Uran zaliczany jest do gazowych olbrzymów naszego Układu Słonecznego, a ze względu na swoją wielką masę jest czwartą planetą pod tym względem w Układzie. Plasuje się na trzecim miejscu pod względem wielkości. Jak większość planet sąsiadujących z Ziemią, jego nazwa została zaczerpnięta z mitologii greckiej. W dawnych greckich wierzeniach istniał bóg nieba, który był jednocześnie jego uosobieniem, a nazywał się Uranos. Uranos był ojcem Kronosa (Saturna) i dziadkiem Zeusa (Jowisza).

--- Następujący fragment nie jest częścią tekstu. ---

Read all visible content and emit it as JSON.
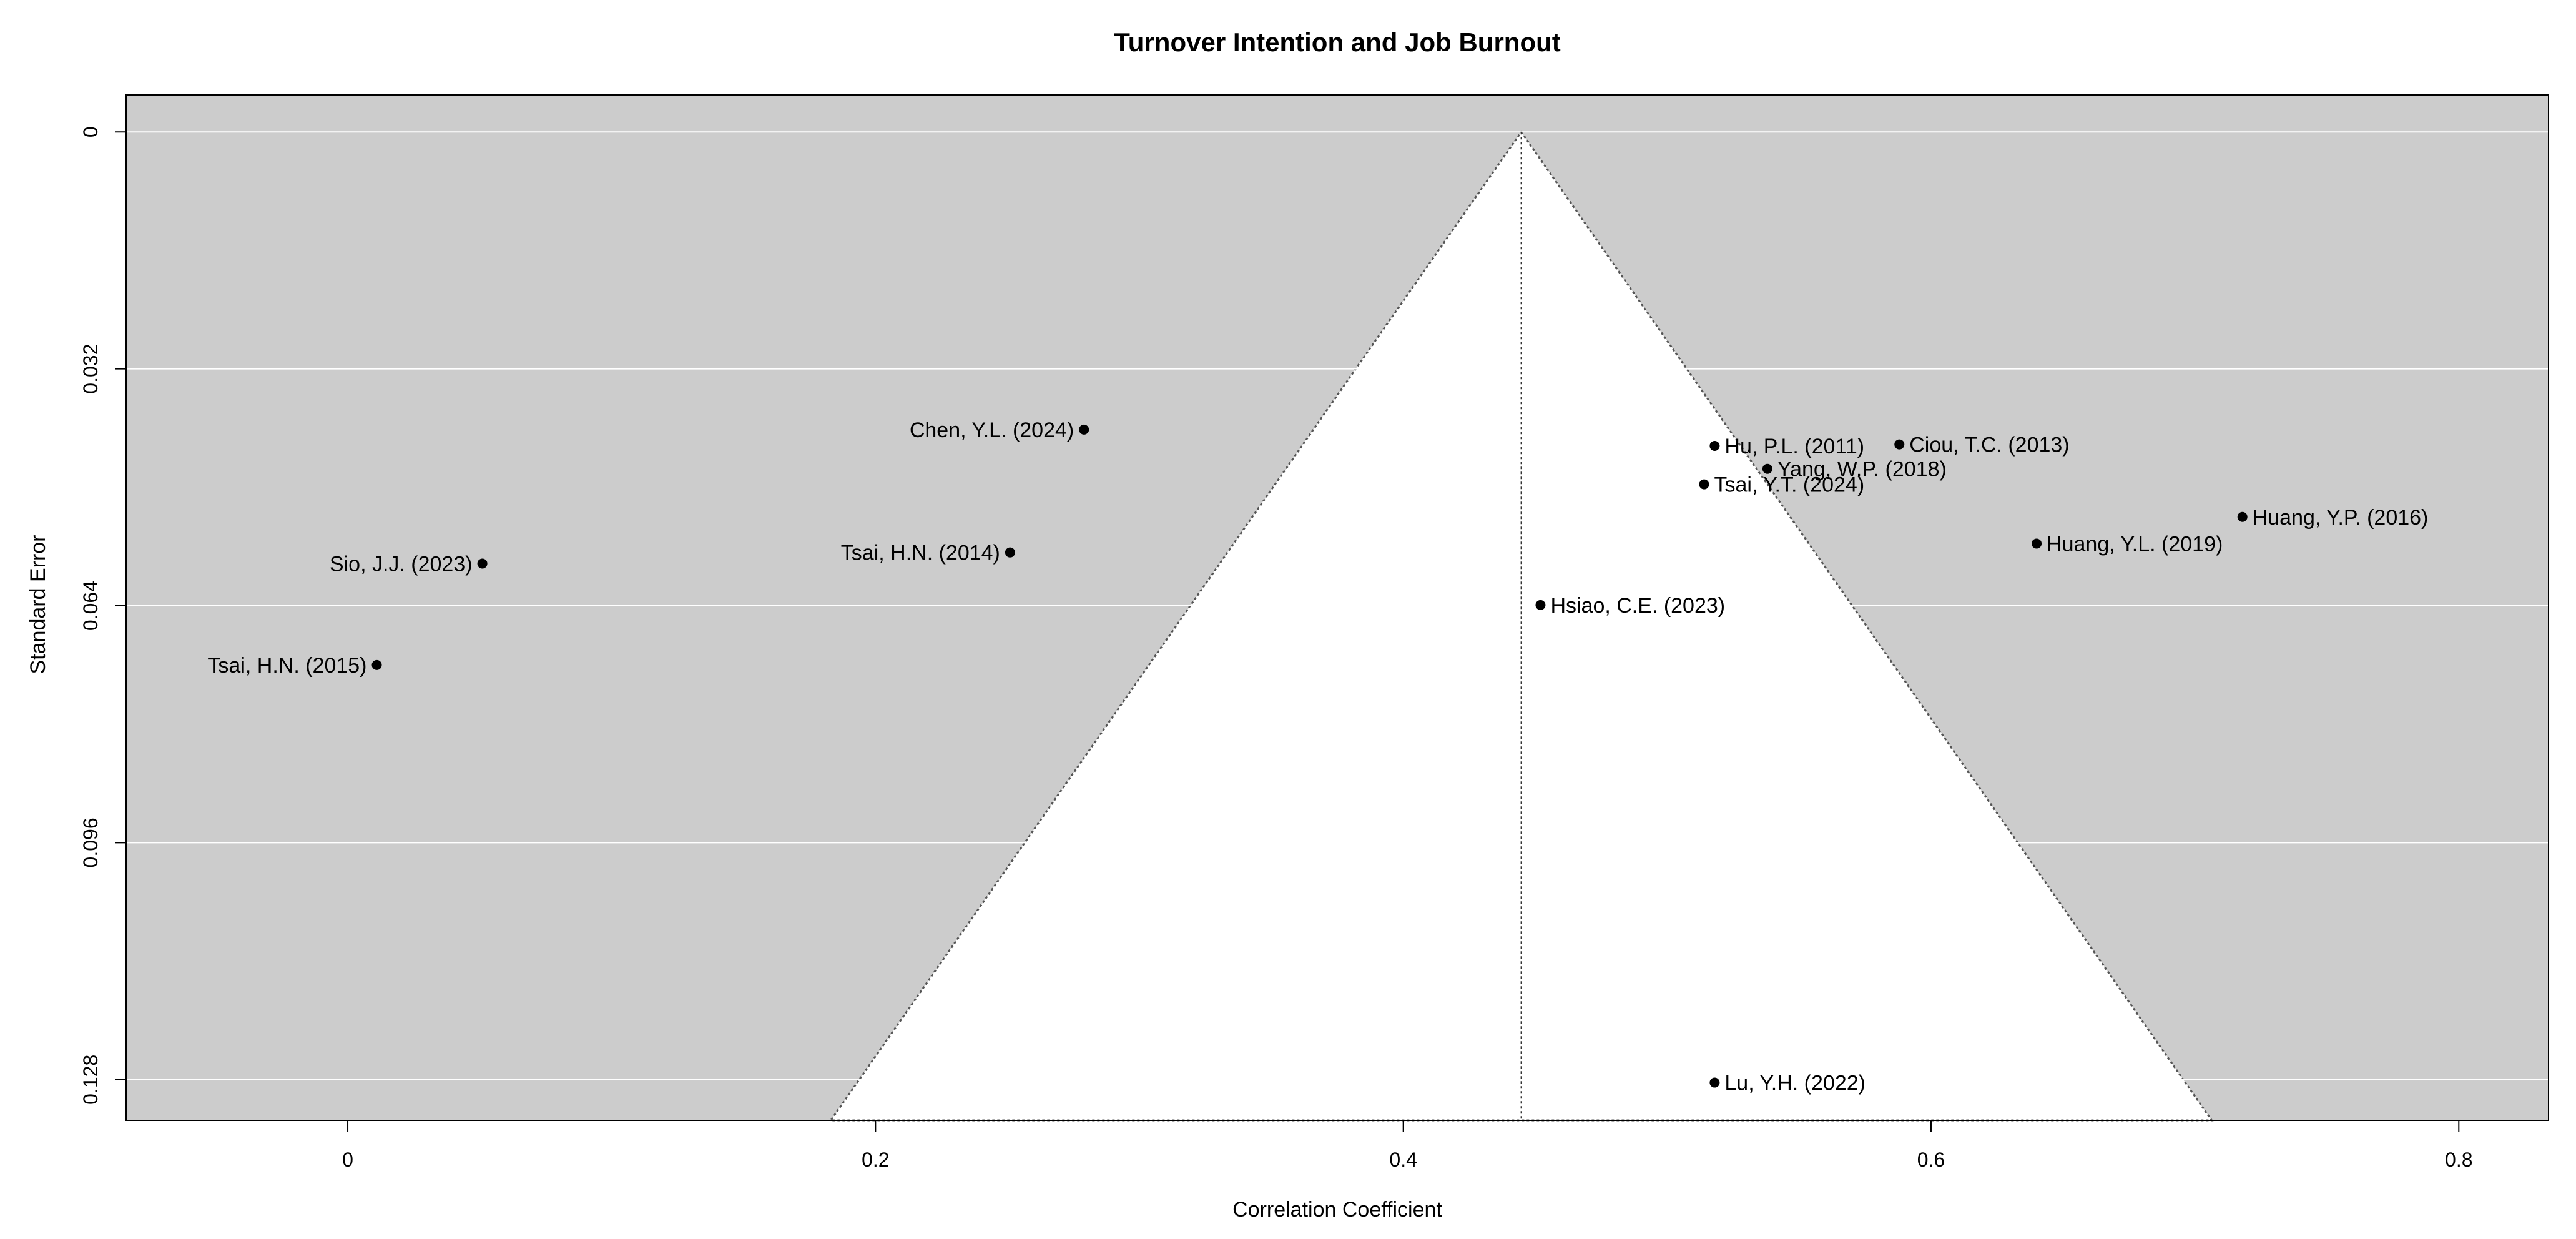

Uran jest widzialny gołym okiem, jednak ze względu na swój powolny ruch na sferze niebieskiej oraz stosunkowo niską jasność, nie został odkryty w czasach starożytnych. Dopiero w 1781 roku, a dokładniej 13 marca, sir William Herschel ogłosił, że odkrył nową planetę na nieboskłonie. Było to pierwsze odkrycie planety w czasach nowożytnych, które rozszerzyło Układ Słoneczny o nowego członka. Odkrycia sir Herschel dokonał za pomocą teleskopu, co czyni je jeszcze bardziej wyjątkowym. Nikt bowiem wcześniej nie odkrył planety za pomocą teleskopu.

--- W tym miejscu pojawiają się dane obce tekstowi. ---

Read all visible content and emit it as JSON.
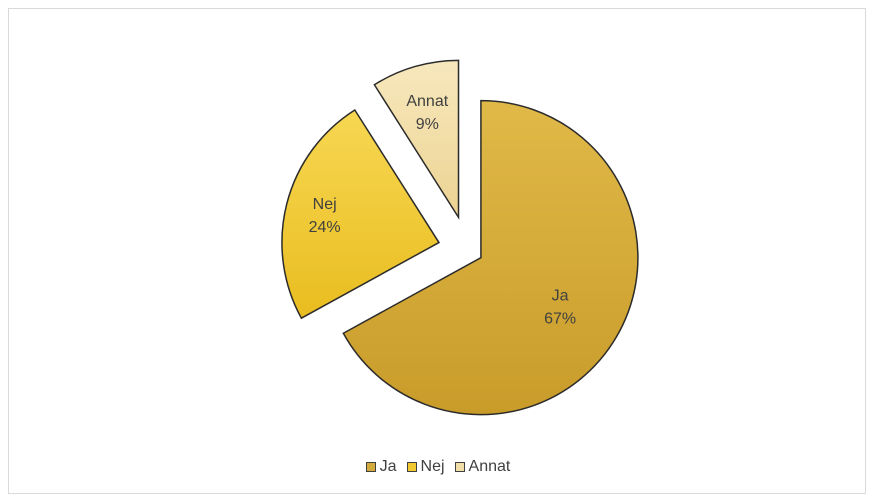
{
  "chart_data": {
    "type": "pie",
    "categories": [
      "Ja",
      "Nej",
      "Annat"
    ],
    "values": [
      67,
      24,
      9
    ],
    "value_labels": [
      "67%",
      "24%",
      "9%"
    ],
    "colors": [
      "#d4aa3a",
      "#f2c830",
      "#f2dfa8"
    ],
    "exploded": true,
    "legend_position": "bottom",
    "title": ""
  },
  "legend": {
    "items": [
      {
        "label": "Ja",
        "color": "#d4aa3a"
      },
      {
        "label": "Nej",
        "color": "#f2c830"
      },
      {
        "label": "Annat",
        "color": "#f2dfa8"
      }
    ]
  }
}
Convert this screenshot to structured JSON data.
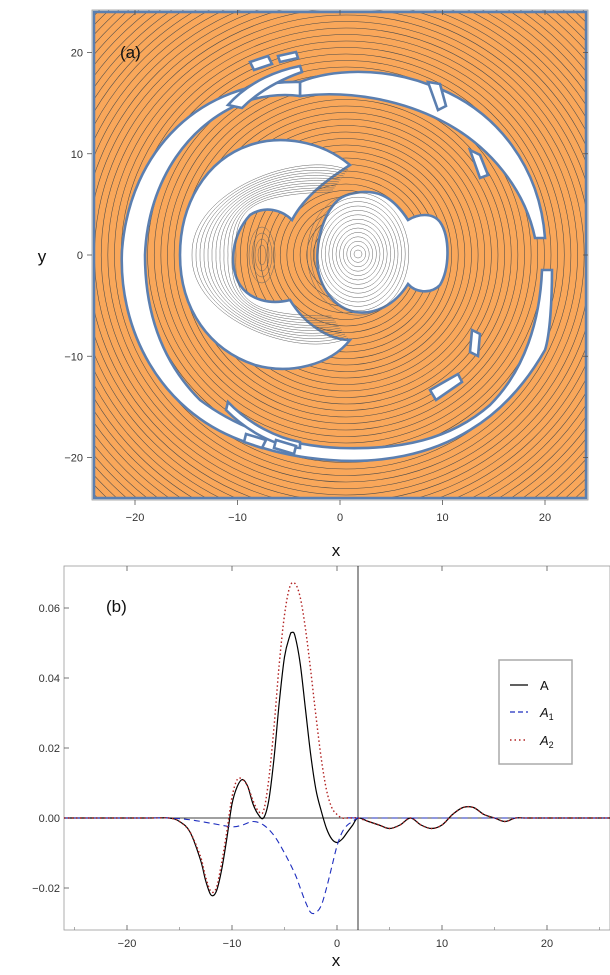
{
  "chart_data": [
    {
      "type": "contour",
      "panel_label": "(a)",
      "xlabel": "x",
      "ylabel": "y",
      "xlim": [
        -24,
        24
      ],
      "ylim": [
        -24,
        24
      ],
      "xticks": [
        -20,
        -10,
        0,
        10,
        20
      ],
      "yticks": [
        -20,
        -10,
        0,
        10,
        20
      ],
      "xtick_labels": [
        "−20",
        "−10",
        "0",
        "10",
        "20"
      ],
      "ytick_labels": [
        "−20",
        "−10",
        "0",
        "10",
        "20"
      ],
      "fill_color": "#f9a75a",
      "region_color": "#ffffff",
      "boundary_color": "#5b7fb0",
      "contour_color": "#444444"
    },
    {
      "type": "line",
      "panel_label": "(b)",
      "xlabel": "x",
      "ylabel": "",
      "xlim": [
        -26,
        26
      ],
      "ylim": [
        -0.032,
        0.072
      ],
      "xticks": [
        -20,
        -10,
        0,
        10,
        20
      ],
      "yticks": [
        -0.02,
        0.0,
        0.02,
        0.04,
        0.06
      ],
      "xtick_labels": [
        "−20",
        "−10",
        "0",
        "10",
        "20"
      ],
      "ytick_labels": [
        "−0.02",
        "0.00",
        "0.02",
        "0.04",
        "0.06"
      ],
      "vline_x": 2,
      "legend": {
        "position": "right",
        "entries": [
          {
            "name": "A",
            "sub": "",
            "color": "#000000",
            "style": "solid"
          },
          {
            "name": "A",
            "sub": "1",
            "color": "#1f2fbf",
            "style": "dashed"
          },
          {
            "name": "A",
            "sub": "2",
            "color": "#b22222",
            "style": "dotted"
          }
        ]
      },
      "series": [
        {
          "key": "A",
          "x": [
            -26,
            -18,
            -16,
            -15,
            -14,
            -13,
            -12.5,
            -12,
            -11.5,
            -11,
            -10.5,
            -10,
            -9.5,
            -9,
            -8.5,
            -8,
            -7.5,
            -7,
            -6.5,
            -6,
            -5.5,
            -5,
            -4.5,
            -4.3,
            -4,
            -3.5,
            -3,
            -2.5,
            -2,
            -1.5,
            -1,
            -0.5,
            0,
            0.5,
            1,
            1.5,
            2,
            3,
            4,
            5,
            6,
            7,
            8,
            9,
            10,
            11,
            12,
            13,
            14,
            15,
            16,
            17,
            18,
            20,
            22,
            26
          ],
          "y": [
            0,
            0,
            0,
            -0.001,
            -0.004,
            -0.012,
            -0.018,
            -0.022,
            -0.021,
            -0.015,
            -0.006,
            0.004,
            0.009,
            0.011,
            0.009,
            0.004,
            0.001,
            0.0,
            0.005,
            0.017,
            0.033,
            0.046,
            0.052,
            0.053,
            0.052,
            0.044,
            0.031,
            0.018,
            0.008,
            0.002,
            -0.003,
            -0.006,
            -0.007,
            -0.006,
            -0.004,
            -0.002,
            0.0,
            -0.001,
            -0.002,
            -0.003,
            -0.002,
            0.0,
            -0.002,
            -0.003,
            -0.002,
            0.001,
            0.003,
            0.003,
            0.001,
            0.0,
            -0.001,
            0.0,
            0.0,
            0.0,
            0.0,
            0
          ]
        },
        {
          "key": "A1",
          "x": [
            -26,
            -18,
            -16,
            -14,
            -12,
            -10,
            -9,
            -8,
            -7,
            -6,
            -5,
            -4,
            -3.5,
            -3,
            -2.5,
            -2,
            -1.5,
            -1,
            -0.5,
            0,
            0.5,
            1,
            1.5,
            2,
            3,
            26
          ],
          "y": [
            0,
            0,
            0,
            -0.0005,
            -0.0015,
            -0.0025,
            -0.002,
            -0.001,
            -0.002,
            -0.005,
            -0.01,
            -0.016,
            -0.02,
            -0.024,
            -0.027,
            -0.027,
            -0.025,
            -0.02,
            -0.014,
            -0.008,
            -0.004,
            -0.002,
            -0.001,
            0,
            0,
            0
          ]
        },
        {
          "key": "A2",
          "x": [
            -26,
            -18,
            -16,
            -15,
            -14,
            -13,
            -12.5,
            -12,
            -11.5,
            -11,
            -10.5,
            -10,
            -9.5,
            -9,
            -8.5,
            -8,
            -7.5,
            -7,
            -6.5,
            -6,
            -5.5,
            -5,
            -4.5,
            -4,
            -3.5,
            -3,
            -2.5,
            -2,
            -1.5,
            -1,
            -0.5,
            0,
            0.5,
            1,
            1.5,
            2,
            3,
            4,
            5,
            6,
            7,
            8,
            9,
            10,
            11,
            12,
            13,
            14,
            15,
            16,
            17,
            18,
            20,
            22,
            26
          ],
          "y": [
            0,
            0,
            0,
            -0.001,
            -0.004,
            -0.011,
            -0.017,
            -0.021,
            -0.02,
            -0.013,
            -0.004,
            0.006,
            0.011,
            0.011,
            0.009,
            0.005,
            0.002,
            0.002,
            0.011,
            0.026,
            0.044,
            0.058,
            0.066,
            0.067,
            0.063,
            0.054,
            0.042,
            0.029,
            0.017,
            0.008,
            0.003,
            0.001,
            0.0,
            0.0,
            0.0,
            0.0,
            -0.001,
            -0.002,
            -0.003,
            -0.002,
            0.0,
            -0.002,
            -0.003,
            -0.002,
            0.001,
            0.003,
            0.003,
            0.001,
            0.0,
            -0.001,
            0.0,
            0.0,
            0.0,
            0.0,
            0
          ]
        }
      ]
    }
  ]
}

Uran, zaliczany do gazowych olbrzymów, zawiera w swej budowie ogromne ilości gazów. Jego atmosfera zbudowana jest głównie z wodoru i helu, a także z zamrożonych substancji lotnych, tak zwanych lodów. Te substancje to woda, amoniak i metan, a także śladowe ilości węglowodorów. I właśnie ten element sprawił, że Uran często nazywany jest lodowym olbrzymem. Atmosfera Urana jest najzimniejszą ze wszystkich w Układzie. Jej temperatura wynosi minus 224 stopnie Celsjusza. Naukowcy uważają, że najwyższą warstwę atmosfery planety stanowią kryształki metanu, a najniższą woda. Sama powierzchnia planety składa się z lodu i skał.

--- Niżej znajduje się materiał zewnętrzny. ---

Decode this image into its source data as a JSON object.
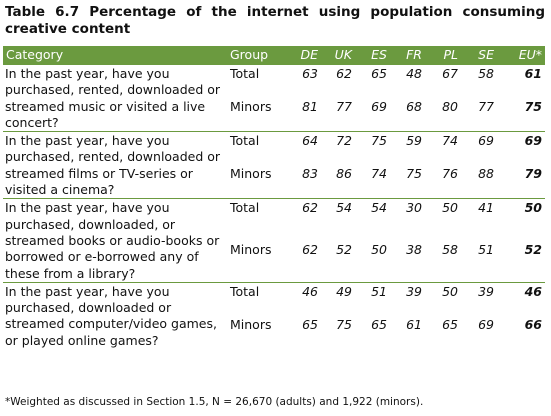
{
  "title": "Table 6.7 Percentage of the internet using population consuming creative content",
  "table": {
    "header": [
      "Category",
      "Group",
      "DE",
      "UK",
      "ES",
      "FR",
      "PL",
      "SE",
      "EU*"
    ],
    "groups": [
      {
        "category": "In the past year, have you purchased, rented, downloaded or streamed music or visited a live concert?",
        "rows": [
          [
            "Total",
            63,
            62,
            65,
            48,
            67,
            58,
            61
          ],
          [
            "Minors",
            81,
            77,
            69,
            68,
            80,
            77,
            75
          ]
        ]
      },
      {
        "category": "In the past year, have you purchased, rented, downloaded or streamed films or TV-series or visited a cinema?",
        "rows": [
          [
            "Total",
            64,
            72,
            75,
            59,
            74,
            69,
            69
          ],
          [
            "Minors",
            83,
            86,
            74,
            75,
            76,
            88,
            79
          ]
        ]
      },
      {
        "category": "In the past year, have you purchased, downloaded, or streamed books or audio-books or borrowed or e-borrowed any of these from a library?",
        "rows": [
          [
            "Total",
            62,
            54,
            54,
            30,
            50,
            41,
            50
          ],
          [
            "Minors",
            62,
            52,
            50,
            38,
            58,
            51,
            52
          ]
        ]
      },
      {
        "category": "In the past year, have you purchased, downloaded or streamed computer/video games, or played online games?",
        "rows": [
          [
            "Total",
            46,
            49,
            51,
            39,
            50,
            39,
            46
          ],
          [
            "Minors",
            65,
            75,
            65,
            61,
            65,
            69,
            66
          ]
        ]
      }
    ]
  },
  "footnote": "*Weighted as discussed in Section 1.5, N = 26,670 (adults) and 1,922 (minors)."
}
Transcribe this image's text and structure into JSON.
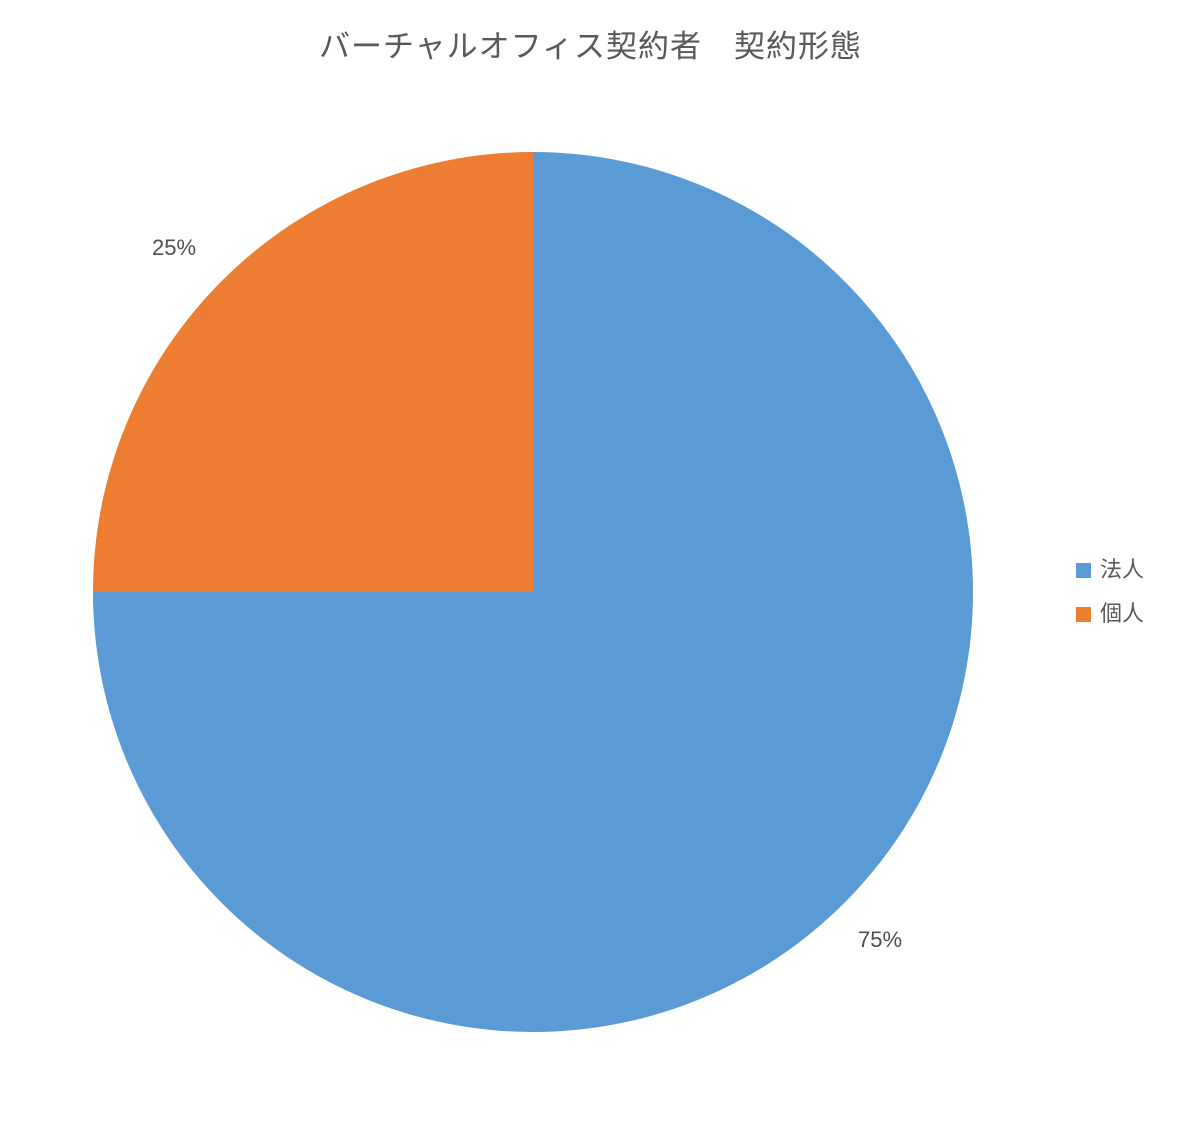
{
  "page": {
    "background_color": "#ffffff",
    "text_color": "#595959"
  },
  "chart_data": {
    "type": "pie",
    "title": "バーチャルオフィス契約者　契約形態",
    "categories": [
      "法人",
      "個人"
    ],
    "values": [
      75,
      25
    ],
    "labels": [
      "75%",
      "25%"
    ],
    "colors": [
      "#5B9BD5",
      "#ED7D31"
    ],
    "label_color": "#4f4f4f",
    "title_color": "#595959",
    "legend_position": "right",
    "start_angle_deg": 0,
    "direction": "clockwise",
    "label_placement": "outside-end"
  }
}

Wokół Urana krążą pierścienie, magnetosfera i liczne księżyce. Co ciekawe, Uran jako jedyny ma bardzo nachyloną oś obrotu prawie do płaszczyzny orbity planety. Wygląda to tak, jakby się kręcił „na leżąco”, gdyż jego biegun północny i południowy leżą tam, gdzie inne planety mają równiki. Jest to unikatowa sytuacja w Układzie Słonecznym, a powód takiej orbity nie jest znany. Istnieją hipotezy o uderzeniu z protoplanetą, które nadało taki obrót planety.
Dotychczasowe zdjęcia z sond kosmicznych pokazują Urana jako w zasadzie pozbawioną jakiejkolwiek różnorodności na powierzchni, co nie pokrywa się z obrazem innych planet, które zaliczane są do gazowych olbrzymów. Tymczasem ostatnio zaobserwowano zmiany pogodowe oraz coś, co mogłoby być porami roku. Zjawiska te związane były z następowaniem równonocy, która trwa 42 lata. Później następuje najdłuższy dzień (lub noc), który trwa dokładnie tyle samo. Urana nie jest pozbawiona wiatrów, które mogą osiągać prędkość nawet do 900 kilometrów na godzinę.